Ottawa is being called on to take decisive action in support of Canada's tech startup ecosystem, as leaders in the venture capital industry warn that inaction could leave the country's innovation sector "severely weakened" for years to come.
In a stark message directed at federal policymakers, the Canadian venture capital community is sounding the alarm over what it sees as inadequate government support for homegrown tech companies. The warning comes at a particularly sensitive moment — with global economic uncertainty, U.S. tariff pressures, and tightening capital markets already straining early-stage startups across the country.
What the VC Industry Is Saying
Venture capitalists are urging the federal government to expand and extend programs that provide co-investment, tax incentives, and direct funding to Canadian startups. Without a strong federal commitment, they argue, many promising companies will either fold or relocate south of the border — draining talent, intellectual property, and long-term economic value from Canada.
The concern isn't just abstract. Many Canadian founders have long faced a funding gap compared to their American counterparts, where private capital flows more freely and at higher valuations. Federal programs like the Strategic Innovation Fund and the Business Development Bank of Canada have helped bridge that gap, but VC leaders say more is needed — especially as U.S. protectionism makes it harder for Canadian companies to scale into their largest export market.
Why This Matters for Ottawa Specifically
Ottawa has a surprisingly deep tech bench. The National Capital Region is home to a growing cluster of startups, scale-ups, and deep-tech companies — particularly in cybersecurity, cleantech, AI, and government technology services. Firms like Kinaxis, Shopify's early investors, and a wave of defense-adjacent startups have all called the region home.
The Invest Ottawa accelerator, Carleton University's entrepreneurship programs, and a dense network of federal research institutions give Ottawa-area founders resources that few other Canadian cities can match. But that ecosystem depends on a steady flow of venture capital — and if federal policy fails to backstop private investment, Ottawa's startups won't be immune to the chill.
Local founders and tech workers are watching the federal policy debate closely, especially ahead of what looks like a pivotal budget season in Ottawa. The newly elected Liberal government under Prime Minister Mark Carney has signaled interest in building Canadian economic sovereignty — and the VC community is pushing hard to make sure tech investment is a central pillar of that agenda.
The Broader Stakes
Canada has spent decades trying to cultivate a world-class innovation economy. Programs like the Scientific Research and Experimental Development (SR&ED) tax credit and the Industrial Research Assistance Program (IRAP) have become lifelines for startups navigating the gap between idea and market.

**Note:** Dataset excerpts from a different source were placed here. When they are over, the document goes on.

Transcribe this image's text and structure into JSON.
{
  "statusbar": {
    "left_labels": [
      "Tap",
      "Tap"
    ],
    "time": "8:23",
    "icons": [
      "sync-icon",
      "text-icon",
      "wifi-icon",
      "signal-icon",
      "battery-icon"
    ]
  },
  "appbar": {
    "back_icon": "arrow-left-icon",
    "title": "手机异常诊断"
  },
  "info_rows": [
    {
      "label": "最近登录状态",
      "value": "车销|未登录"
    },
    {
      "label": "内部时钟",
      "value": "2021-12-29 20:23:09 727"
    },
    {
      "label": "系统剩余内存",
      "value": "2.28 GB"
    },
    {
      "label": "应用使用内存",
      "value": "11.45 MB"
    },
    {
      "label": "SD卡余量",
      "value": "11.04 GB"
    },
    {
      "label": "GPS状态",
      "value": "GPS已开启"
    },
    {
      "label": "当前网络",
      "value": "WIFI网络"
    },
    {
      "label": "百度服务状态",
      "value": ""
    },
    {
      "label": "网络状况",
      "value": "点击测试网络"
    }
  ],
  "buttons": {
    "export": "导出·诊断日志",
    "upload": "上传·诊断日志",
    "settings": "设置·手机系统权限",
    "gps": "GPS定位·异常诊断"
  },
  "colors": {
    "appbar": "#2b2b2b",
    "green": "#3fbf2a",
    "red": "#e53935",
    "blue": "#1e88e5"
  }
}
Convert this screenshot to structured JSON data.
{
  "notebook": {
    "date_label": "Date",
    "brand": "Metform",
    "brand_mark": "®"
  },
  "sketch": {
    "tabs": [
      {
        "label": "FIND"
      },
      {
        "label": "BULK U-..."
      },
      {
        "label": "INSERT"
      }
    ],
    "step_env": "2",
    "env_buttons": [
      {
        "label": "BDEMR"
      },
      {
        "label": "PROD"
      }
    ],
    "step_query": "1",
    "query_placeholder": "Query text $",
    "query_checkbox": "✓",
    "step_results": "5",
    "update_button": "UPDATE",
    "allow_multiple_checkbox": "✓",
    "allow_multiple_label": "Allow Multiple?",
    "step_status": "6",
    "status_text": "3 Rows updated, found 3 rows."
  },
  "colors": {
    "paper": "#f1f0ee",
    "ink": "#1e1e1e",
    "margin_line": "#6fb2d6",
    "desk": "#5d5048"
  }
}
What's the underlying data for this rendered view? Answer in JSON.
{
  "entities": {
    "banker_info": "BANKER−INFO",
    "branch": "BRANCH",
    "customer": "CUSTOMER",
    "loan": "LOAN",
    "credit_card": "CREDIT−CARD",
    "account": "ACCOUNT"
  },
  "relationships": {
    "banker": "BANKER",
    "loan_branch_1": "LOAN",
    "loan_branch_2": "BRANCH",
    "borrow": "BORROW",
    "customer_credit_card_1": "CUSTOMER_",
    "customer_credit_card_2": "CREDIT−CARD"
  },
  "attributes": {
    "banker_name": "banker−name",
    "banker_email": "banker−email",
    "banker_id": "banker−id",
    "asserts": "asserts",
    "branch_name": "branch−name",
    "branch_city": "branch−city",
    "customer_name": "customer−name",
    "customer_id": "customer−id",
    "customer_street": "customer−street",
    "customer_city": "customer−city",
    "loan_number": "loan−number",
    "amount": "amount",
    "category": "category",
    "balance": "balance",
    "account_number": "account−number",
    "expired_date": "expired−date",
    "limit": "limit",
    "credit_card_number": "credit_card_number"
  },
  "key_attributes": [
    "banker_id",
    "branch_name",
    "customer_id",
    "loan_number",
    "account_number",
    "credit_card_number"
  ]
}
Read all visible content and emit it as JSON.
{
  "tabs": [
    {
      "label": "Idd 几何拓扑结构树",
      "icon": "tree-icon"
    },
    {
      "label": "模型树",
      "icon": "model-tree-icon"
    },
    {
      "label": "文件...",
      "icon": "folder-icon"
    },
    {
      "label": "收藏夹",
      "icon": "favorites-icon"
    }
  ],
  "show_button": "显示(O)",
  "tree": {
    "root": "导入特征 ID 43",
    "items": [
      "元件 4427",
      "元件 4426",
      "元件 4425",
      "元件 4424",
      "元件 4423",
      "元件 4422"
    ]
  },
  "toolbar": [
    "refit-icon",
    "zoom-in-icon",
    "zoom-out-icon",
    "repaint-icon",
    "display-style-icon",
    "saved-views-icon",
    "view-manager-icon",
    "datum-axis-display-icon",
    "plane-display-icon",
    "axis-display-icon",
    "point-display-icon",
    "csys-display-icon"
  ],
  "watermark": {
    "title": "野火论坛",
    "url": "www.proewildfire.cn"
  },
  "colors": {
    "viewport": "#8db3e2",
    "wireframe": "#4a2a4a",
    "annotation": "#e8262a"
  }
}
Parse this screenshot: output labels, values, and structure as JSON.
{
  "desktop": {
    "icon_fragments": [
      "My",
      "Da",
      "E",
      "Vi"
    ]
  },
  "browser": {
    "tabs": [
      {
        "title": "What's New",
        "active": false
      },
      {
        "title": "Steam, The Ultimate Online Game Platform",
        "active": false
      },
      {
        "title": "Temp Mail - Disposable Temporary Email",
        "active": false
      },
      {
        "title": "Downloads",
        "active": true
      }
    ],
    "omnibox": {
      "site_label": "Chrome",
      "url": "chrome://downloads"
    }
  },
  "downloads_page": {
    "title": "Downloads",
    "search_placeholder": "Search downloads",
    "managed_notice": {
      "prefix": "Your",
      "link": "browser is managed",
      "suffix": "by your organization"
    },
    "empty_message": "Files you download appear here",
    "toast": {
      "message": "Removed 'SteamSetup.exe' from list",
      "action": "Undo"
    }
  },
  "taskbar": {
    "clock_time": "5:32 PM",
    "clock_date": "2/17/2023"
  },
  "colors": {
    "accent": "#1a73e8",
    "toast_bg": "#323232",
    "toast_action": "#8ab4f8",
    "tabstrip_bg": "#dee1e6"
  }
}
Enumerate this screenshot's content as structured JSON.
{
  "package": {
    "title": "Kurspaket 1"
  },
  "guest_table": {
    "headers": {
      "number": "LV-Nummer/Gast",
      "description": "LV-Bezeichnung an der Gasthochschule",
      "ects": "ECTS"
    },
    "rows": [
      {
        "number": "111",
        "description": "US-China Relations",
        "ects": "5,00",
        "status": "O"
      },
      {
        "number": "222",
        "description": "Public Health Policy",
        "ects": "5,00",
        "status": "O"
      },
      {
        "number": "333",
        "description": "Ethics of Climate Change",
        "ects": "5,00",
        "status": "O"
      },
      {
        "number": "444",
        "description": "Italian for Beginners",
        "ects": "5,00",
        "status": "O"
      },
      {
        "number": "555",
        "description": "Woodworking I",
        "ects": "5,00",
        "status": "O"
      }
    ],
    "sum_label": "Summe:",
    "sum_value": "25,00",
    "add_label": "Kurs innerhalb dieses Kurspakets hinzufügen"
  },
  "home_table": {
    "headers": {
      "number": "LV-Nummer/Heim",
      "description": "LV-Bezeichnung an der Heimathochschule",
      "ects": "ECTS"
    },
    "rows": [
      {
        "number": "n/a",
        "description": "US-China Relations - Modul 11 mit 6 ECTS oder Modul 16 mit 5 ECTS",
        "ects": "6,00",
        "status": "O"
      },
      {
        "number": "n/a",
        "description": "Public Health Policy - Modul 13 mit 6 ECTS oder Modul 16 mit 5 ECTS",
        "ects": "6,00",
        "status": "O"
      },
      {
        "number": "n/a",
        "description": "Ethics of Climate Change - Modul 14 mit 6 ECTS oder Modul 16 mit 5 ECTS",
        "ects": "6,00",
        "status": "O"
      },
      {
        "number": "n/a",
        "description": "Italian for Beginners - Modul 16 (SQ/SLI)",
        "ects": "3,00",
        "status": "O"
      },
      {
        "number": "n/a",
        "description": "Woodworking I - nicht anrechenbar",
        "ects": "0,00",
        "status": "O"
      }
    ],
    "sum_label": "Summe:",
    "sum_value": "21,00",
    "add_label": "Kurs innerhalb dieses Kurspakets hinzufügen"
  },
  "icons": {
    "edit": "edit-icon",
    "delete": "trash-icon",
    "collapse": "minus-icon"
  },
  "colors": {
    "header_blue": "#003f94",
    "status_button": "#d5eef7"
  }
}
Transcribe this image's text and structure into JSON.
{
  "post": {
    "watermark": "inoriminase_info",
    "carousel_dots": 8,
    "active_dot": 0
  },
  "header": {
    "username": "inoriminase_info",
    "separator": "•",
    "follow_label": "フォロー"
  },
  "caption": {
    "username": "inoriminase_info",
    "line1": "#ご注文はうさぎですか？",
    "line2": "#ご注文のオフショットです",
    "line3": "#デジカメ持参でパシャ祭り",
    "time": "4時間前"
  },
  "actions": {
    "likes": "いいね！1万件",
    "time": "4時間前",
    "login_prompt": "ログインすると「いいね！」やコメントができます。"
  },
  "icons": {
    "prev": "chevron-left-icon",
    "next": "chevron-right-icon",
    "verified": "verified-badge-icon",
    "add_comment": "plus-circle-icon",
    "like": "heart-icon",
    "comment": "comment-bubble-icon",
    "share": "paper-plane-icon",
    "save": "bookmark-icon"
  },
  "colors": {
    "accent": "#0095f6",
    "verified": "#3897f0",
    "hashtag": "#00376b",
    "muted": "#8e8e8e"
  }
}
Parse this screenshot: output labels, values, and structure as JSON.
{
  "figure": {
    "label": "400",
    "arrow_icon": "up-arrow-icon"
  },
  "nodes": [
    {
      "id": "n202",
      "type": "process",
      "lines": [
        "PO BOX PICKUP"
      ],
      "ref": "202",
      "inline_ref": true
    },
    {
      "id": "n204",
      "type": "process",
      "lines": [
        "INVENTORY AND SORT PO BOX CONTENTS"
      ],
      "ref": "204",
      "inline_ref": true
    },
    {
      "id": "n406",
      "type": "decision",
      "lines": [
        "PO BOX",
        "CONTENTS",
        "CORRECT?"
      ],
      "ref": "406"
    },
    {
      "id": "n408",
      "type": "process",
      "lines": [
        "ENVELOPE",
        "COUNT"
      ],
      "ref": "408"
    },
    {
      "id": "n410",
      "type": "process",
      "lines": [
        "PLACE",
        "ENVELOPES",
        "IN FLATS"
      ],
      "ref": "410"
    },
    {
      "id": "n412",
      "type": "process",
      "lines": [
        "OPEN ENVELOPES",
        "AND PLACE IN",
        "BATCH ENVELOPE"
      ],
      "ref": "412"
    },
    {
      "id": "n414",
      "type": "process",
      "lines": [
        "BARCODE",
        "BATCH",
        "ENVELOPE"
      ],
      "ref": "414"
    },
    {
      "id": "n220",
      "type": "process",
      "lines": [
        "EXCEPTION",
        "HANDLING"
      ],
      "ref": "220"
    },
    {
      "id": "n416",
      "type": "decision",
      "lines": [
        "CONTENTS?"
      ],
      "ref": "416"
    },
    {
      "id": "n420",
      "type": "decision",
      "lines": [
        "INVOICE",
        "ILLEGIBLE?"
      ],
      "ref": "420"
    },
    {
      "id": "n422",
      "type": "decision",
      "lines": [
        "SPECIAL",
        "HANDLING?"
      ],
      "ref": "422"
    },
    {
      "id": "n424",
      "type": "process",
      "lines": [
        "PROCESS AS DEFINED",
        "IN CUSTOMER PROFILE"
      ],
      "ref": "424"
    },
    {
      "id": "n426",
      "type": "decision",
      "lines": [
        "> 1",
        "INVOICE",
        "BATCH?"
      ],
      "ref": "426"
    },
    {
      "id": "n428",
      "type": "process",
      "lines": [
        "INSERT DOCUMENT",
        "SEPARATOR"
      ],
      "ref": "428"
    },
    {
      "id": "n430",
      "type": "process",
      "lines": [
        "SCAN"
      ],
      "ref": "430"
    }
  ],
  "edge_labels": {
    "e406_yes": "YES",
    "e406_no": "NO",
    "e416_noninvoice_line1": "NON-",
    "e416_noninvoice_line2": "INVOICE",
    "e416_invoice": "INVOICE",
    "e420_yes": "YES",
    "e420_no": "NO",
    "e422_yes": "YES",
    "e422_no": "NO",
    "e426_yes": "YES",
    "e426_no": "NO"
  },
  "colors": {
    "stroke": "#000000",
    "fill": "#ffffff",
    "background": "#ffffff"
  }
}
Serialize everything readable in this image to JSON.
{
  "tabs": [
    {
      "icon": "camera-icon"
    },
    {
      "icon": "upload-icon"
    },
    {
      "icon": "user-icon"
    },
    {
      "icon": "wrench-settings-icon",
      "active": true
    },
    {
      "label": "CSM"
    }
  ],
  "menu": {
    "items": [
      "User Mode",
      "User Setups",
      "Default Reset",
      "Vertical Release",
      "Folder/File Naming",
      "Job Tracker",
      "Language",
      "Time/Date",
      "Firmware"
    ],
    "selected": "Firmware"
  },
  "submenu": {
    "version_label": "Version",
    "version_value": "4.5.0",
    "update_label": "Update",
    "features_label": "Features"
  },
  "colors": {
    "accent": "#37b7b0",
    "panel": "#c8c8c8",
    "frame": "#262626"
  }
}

But the VC industry argues these tools need to be modernized, expanded, and better targeted toward high-growth sectors. Without that, they warn, Canada risks watching its best startups get acquired by foreign firms or simply disappear — and with them, the jobs, patents, and economic activity they would have generated.
For a city like Ottawa — where government, tech, and research intersect more than almost anywhere else in Canada — the stakes couldn't be higher. The decisions made in the capital will shape whether Canada's innovation sector thrives or stalls.